New York, NY, U.S.A. --- (METERING.COM) --- August 21, 2008 – The New York State Public Service Commission (Commission) today agreed to set aside up to $27 million that would be given to electric utilities as an incentive to develop cost-effective programs designed to assist consumers to improve energy efficiency and reduce anticipated increases in consumer electricity bills.

“The unprecedented rise in energy prices we have seen in recent months is a call-to-action for utilities to find ways to improve energy efficiency and reduce energy consumption,” said Commission Chairman Garry Brown. “By creating these utility incentives, the Commission is providing a valuable incentive for utilities to find ways to improve energy efficiency, which is the most cost-effective, and most immediate, way to reduce the burden of rising energy and environmental costs on residential and business customers.

“Incentives are valuable in securing a long-term commitment by utilities to achieving efficiency goals.
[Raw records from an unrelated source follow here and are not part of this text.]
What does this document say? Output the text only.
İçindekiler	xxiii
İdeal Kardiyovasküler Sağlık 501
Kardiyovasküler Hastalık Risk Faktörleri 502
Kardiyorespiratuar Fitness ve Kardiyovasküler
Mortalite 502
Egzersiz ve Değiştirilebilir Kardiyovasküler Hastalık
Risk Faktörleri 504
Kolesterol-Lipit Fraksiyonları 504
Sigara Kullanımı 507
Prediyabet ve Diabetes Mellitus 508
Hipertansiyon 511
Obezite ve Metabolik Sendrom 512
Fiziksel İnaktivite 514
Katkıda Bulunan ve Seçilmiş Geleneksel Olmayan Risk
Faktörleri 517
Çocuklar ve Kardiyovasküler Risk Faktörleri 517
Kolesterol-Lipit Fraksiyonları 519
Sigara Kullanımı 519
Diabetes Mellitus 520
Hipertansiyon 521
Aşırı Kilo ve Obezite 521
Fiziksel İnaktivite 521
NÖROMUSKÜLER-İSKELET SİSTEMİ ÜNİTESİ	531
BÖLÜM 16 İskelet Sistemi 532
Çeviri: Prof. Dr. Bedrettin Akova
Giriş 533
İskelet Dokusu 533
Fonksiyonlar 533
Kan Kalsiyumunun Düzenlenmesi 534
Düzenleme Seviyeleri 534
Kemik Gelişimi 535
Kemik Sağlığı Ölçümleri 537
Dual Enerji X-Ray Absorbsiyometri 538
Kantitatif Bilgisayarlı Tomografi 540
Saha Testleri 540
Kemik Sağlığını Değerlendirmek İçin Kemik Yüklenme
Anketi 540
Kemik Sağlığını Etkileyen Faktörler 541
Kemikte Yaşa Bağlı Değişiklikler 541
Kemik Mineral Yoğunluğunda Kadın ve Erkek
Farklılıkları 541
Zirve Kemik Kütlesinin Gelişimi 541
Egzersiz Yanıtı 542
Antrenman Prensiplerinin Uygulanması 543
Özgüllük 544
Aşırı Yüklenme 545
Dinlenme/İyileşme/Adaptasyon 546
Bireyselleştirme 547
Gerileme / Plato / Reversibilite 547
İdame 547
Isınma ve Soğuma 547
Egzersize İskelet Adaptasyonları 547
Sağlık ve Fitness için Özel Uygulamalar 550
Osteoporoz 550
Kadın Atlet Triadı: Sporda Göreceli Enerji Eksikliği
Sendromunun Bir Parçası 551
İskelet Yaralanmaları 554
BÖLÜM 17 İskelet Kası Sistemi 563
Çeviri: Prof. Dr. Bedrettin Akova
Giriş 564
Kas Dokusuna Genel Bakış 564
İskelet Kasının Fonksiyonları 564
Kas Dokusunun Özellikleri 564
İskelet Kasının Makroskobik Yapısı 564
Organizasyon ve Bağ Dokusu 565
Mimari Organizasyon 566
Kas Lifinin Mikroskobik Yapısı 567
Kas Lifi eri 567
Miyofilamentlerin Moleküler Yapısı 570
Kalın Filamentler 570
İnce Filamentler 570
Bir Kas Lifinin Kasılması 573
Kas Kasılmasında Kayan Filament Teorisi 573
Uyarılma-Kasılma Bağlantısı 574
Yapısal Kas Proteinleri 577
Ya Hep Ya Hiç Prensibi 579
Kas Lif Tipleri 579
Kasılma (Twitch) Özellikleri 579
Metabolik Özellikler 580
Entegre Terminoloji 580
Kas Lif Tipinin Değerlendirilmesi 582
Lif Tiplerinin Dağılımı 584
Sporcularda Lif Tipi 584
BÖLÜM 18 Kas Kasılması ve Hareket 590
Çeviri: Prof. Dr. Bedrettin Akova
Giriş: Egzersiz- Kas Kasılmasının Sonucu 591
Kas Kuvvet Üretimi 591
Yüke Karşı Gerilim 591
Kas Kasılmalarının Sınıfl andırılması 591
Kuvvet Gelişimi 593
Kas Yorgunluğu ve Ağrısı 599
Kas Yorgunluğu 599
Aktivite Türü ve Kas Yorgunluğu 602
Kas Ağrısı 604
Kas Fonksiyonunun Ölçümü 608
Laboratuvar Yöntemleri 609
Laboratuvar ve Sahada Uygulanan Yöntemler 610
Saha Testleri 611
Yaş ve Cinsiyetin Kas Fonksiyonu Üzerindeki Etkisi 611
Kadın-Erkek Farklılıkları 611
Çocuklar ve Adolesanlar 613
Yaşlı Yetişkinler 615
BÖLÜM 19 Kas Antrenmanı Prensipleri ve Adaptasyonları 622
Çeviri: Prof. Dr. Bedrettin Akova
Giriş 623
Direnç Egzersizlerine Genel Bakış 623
The Commission has established energy efficiency as a high priority, due to the benefits that it provides related to customer bills, system reliability, environmental impacts, energy security, and economic development. For that reason, incentives are warranted if they increase the likelihood of achieving our efficiency goals in a cost-effective manner. This new policy ‘taking the carrot and stick approach’ holds utilities accountable to meet targets.”
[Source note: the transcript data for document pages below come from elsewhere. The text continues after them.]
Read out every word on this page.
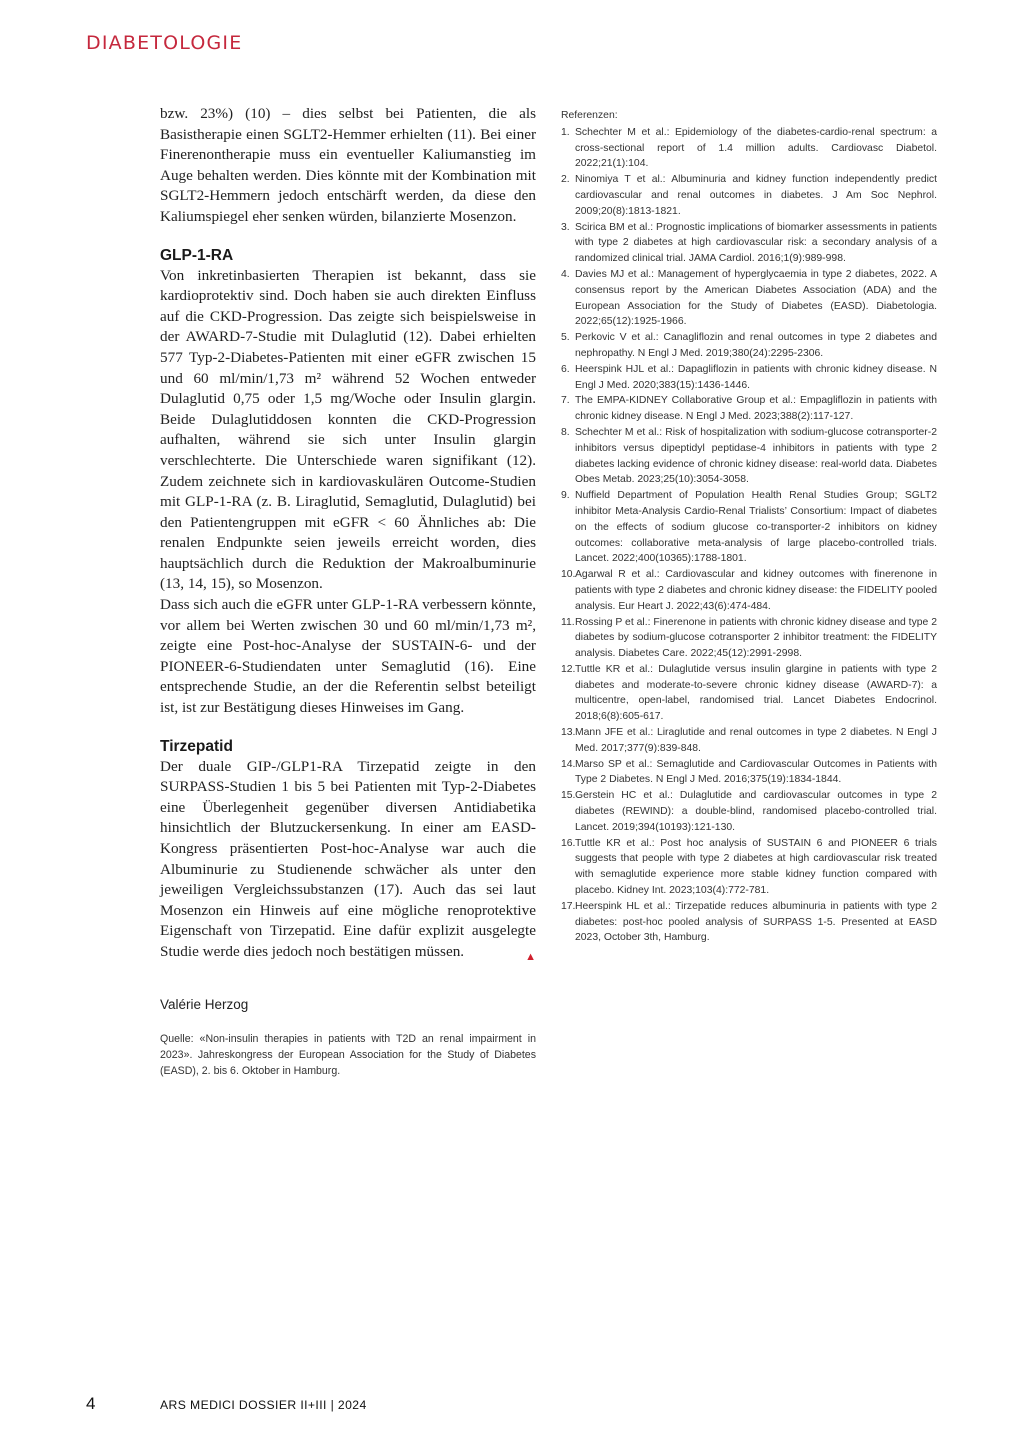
DIABETOLOGIE

bzw. 23%) (10) – dies selbst bei Patienten, die als Basistherapie einen SGLT2-Hemmer erhielten (11). Bei einer Finerenontherapie muss ein eventueller Kaliumanstieg im Auge behalten werden. Dies könnte mit der Kombination mit SGLT2-Hemmern jedoch entschärft werden, da diese den Kaliumspiegel eher senken würden, bilanzierte Mosenzon.

GLP-1-RA

Von inkretinbasierten Therapien ist bekannt, dass sie kardioprotektiv sind. Doch haben sie auch direkten Einfluss auf die CKD-Progression. Das zeigte sich beispielsweise in der AWARD-7-Studie mit Dulaglutid (12). Dabei erhielten 577 Typ-2-Diabetes-Patienten mit einer eGFR zwischen 15 und 60 ml/min/1,73 m² während 52 Wochen entweder Dulaglutid 0,75 oder 1,5 mg/Woche oder Insulin glargin. Beide Dulaglutiddosen konnten die CKD-Progression aufhalten, während sie sich unter Insulin glargin verschlechterte. Die Unterschiede waren signifikant (12). Zudem zeichnete sich in kardiovaskulären Outcome-Studien mit GLP-1-RA (z. B. Liraglutid, Semaglutid, Dulaglutid) bei den Patientengruppen mit eGFR < 60 Ähnliches ab: Die renalen Endpunkte seien jeweils erreicht worden, dies hauptsächlich durch die Reduktion der Makroalbuminurie (13, 14, 15), so Mosenzon.

Dass sich auch die eGFR unter GLP-1-RA verbessern könnte, vor allem bei Werten zwischen 30 und 60 ml/min/1,73 m², zeigte eine Post-hoc-Analyse der SUSTAIN-6- und der PIONEER-6-Studiendaten unter Semaglutid (16). Eine entsprechende Studie, an der die Referentin selbst beteiligt ist, ist zur Bestätigung dieses Hinweises im Gang.

Tirzepatid

Der duale GIP-/GLP1-RA Tirzepatid zeigte in den SURPASS-Studien 1 bis 5 bei Patienten mit Typ-2-Diabetes eine Überlegenheit gegenüber diversen Antidiabetika hinsichtlich der Blutzuckersenkung. In einer am EASD-Kongress präsentierten Post-hoc-Analyse war auch die Albuminurie zu Studienende schwächer als unter den jeweiligen Vergleichssubstanzen (17). Auch das sei laut Mosenzon ein Hinweis auf eine mögliche renoprotektive Eigenschaft von Tirzepatid. Eine dafür explizit ausgelegte Studie werde dies jedoch noch bestätigen müssen.	▲

Valérie Herzog
Quelle: «Non-insulin therapies in patients with T2D an renal impairment in 2023». Jahreskongress der European Association for the Study of Diabetes (EASD), 2. bis 6. Oktober in Hamburg.
Referenzen:
1. Schechter M et al.: Epidemiology of the diabetes-cardio-renal spectrum: a cross-sectional report of 1.4 million adults. Cardiovasc Diabetol. 2022;21(1):104.
2. Ninomiya T et al.: Albuminuria and kidney function independently predict cardiovascular and renal outcomes in diabetes. J Am Soc Nephrol. 2009;20(8):1813-1821.
3. Scirica BM et al.: Prognostic implications of biomarker assessments in patients with type 2 diabetes at high cardiovascular risk: a secondary analysis of a randomized clinical trial. JAMA Cardiol. 2016;1(9):989-998.
4. Davies MJ et al.: Management of hyperglycaemia in type 2 diabetes, 2022. A consensus report by the American Diabetes Association (ADA) and the European Association for the Study of Diabetes (EASD). Diabetologia. 2022;65(12):1925-1966.
5. Perkovic V et al.: Canagliflozin and renal outcomes in type 2 diabetes and nephropathy. N Engl J Med. 2019;380(24):2295-2306.
6. Heerspink HJL et al.: Dapagliflozin in patients with chronic kidney disease. N Engl J Med. 2020;383(15):1436-1446.
7. The EMPA-KIDNEY Collaborative Group et al.: Empagliflozin in patients with chronic kidney disease. N Engl J Med. 2023;388(2):117-127.
8. Schechter M et al.: Risk of hospitalization with sodium-glucose cotransporter-2 inhibitors versus dipeptidyl peptidase-4 inhibitors in patients with type 2 diabetes lacking evidence of chronic kidney disease: real-world data. Diabetes Obes Metab. 2023;25(10):3054-3058.
9. Nuffield Department of Population Health Renal Studies Group; SGLT2 inhibitor Meta-Analysis Cardio-Renal Trialists’ Consortium: Impact of diabetes on the effects of sodium glucose co-transporter-2 inhibitors on kidney outcomes: collaborative meta-analysis of large placebo-controlled trials. Lancet. 2022;400(10365):1788-1801.
10. Agarwal R et al.: Cardiovascular and kidney outcomes with finerenone in patients with type 2 diabetes and chronic kidney disease: the FIDELITY pooled analysis. Eur Heart J. 2022;43(6):474-484.
11. Rossing P et al.: Finerenone in patients with chronic kidney disease and type 2 diabetes by sodium-glucose cotransporter 2 inhibitor treatment: the FIDELITY analysis. Diabetes Care. 2022;45(12):2991-2998.
12. Tuttle KR et al.: Dulaglutide versus insulin glargine in patients with type 2 diabetes and moderate-to-severe chronic kidney disease (AWARD-7): a multicentre, open-label, randomised trial. Lancet Diabetes Endocrinol. 2018;6(8):605-617.
13. Mann JFE et al.: Liraglutide and renal outcomes in type 2 diabetes. N Engl J Med. 2017;377(9):839-848.
14. Marso SP et al.: Semaglutide and Cardiovascular Outcomes in Patients with Type 2 Diabetes. N Engl J Med. 2016;375(19):1834-1844.
15. Gerstein HC et al.: Dulaglutide and cardiovascular outcomes in type 2 diabetes (REWIND): a double-blind, randomised placebo-controlled trial. Lancet. 2019;394(10193):121-130.
16. Tuttle KR et al.: Post hoc analysis of SUSTAIN 6 and PIONEER 6 trials suggests that people with type 2 diabetes at high cardiovascular risk treated with semaglutide experience more stable kidney function compared with placebo. Kidney Int. 2023;103(4):772-781.
17. Heerspink HL et al.: Tirzepatide reduces albuminuria in patients with type 2 diabetes: post-hoc pooled analysis of SURPASS 1-5. Presented at EASD 2023, October 3th, Hamburg.
4	ARS MEDICI DOSSIER II+III | 2024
The utility incentives that are being provided are part of an overall energy efficiency proceeding designed to forestall an expected rise in energy consumption. At current trends, electric energy usage in New York is estimated to be 11 percent higher than current levels by 2015. These factors, combined with expected fuel price increases and supply uncertainty, and the need to reduce greenhouse gas emissions, make it necessary to create energy efficiency programs and quickly find ways to reduce energy use.

The goal of the incentive program is to reduce consumption by up to 693,951 megawatt-hours (MWhs) annually, representing a portion of the Commission’s share of the statewide goal to reduce electricity consumption by 15 percent by 2015.

The incentives will only be paid if the utility meets its goal. Failure to substantially meet the goal would subject the utility to a similarly sized negative financial adjustment.

The new policy applies to electric utilities. Gas utilities will continue to negotiate incentives on a case-by-case basis with the Commission.